Dear Aunt I hope this will find you and Aunt Mary in good health as it leaves us all here at present thanks be to Almighty God for all his blessings to us unworthy sinners. Is there is any body else that enquires after us give them our best love as I forget nearly all the folks names as it is so long that I left home. I have nothing more in particular to say only I wish you all a happy Christmas and Merry New year and down with the fenians. Hoping to hear from you soon
I remain your affectionate
I was writing to Mr. Down(s) and gave him your address so it is likely he will be writing to you J.K.
James knew Mr. John Down, who appeared willing to help Aunt Bess as James stated, “he would be very happy to do all that lies in his power for you.”
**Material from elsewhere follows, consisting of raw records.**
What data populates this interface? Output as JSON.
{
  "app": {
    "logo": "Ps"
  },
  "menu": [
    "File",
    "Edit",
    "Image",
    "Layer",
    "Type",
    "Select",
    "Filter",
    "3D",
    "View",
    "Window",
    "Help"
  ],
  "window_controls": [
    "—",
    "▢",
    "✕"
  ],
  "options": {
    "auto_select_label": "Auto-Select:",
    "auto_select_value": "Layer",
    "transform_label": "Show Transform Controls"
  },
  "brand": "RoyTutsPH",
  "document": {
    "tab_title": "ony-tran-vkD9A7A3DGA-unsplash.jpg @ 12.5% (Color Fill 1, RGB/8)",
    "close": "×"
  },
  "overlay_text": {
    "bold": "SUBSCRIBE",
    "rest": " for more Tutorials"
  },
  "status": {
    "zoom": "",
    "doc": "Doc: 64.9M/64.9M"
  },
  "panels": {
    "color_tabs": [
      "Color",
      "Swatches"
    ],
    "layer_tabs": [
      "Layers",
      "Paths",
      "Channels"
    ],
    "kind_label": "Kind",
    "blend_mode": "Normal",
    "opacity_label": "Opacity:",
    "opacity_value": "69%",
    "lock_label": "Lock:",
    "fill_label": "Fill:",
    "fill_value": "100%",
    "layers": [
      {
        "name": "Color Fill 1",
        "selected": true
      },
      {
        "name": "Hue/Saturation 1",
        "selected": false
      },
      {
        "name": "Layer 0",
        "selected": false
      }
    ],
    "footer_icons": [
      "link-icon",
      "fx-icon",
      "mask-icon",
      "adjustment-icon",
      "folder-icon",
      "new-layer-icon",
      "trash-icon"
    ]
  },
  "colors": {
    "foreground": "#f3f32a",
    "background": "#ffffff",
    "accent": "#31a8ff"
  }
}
An exciting development indeed! This offered Aunt Bess practical assistance to embark on the ocean journey that must have been terrifying for her to contemplate taking on her own. The comments in the letter provide some insight as to why Aunt Bess had not turned up on the numerous occasions when the family expected her.
The mounting threat of the Fenian attacks in Ireland may have given Aunt Bess a stronger incentive to face her fears, though James wondered if the whole rebellion is “no more than a grand money making Speculation got up by some Leaders and of coarse they will get dupes to follow them if they only say that they are against England.” Conspiracy theories were as alive and well in 1866 as they are today!
The address that James gave for his acquaintance, Mr. Down(s), was the Park Tavern in Clifton, Bristol, located in south west England. Bristol was not a major passenger port in the 19th century because the passenger liners were too large to use the city docks. I learned that many emigrants travelled from Bristol on smaller merchant ships, which often advertised for passengers in local newspapers. Because James worked as a shop clerk , he may have met Mr. Down(s) when he came to Canada as a merchant to sell goods. Maybe James thought Aunt Bess could come with Mr. Down (s) on a small ship with his goods. Pure speculation on my part but it makes some sense when I researched the history of Bristol.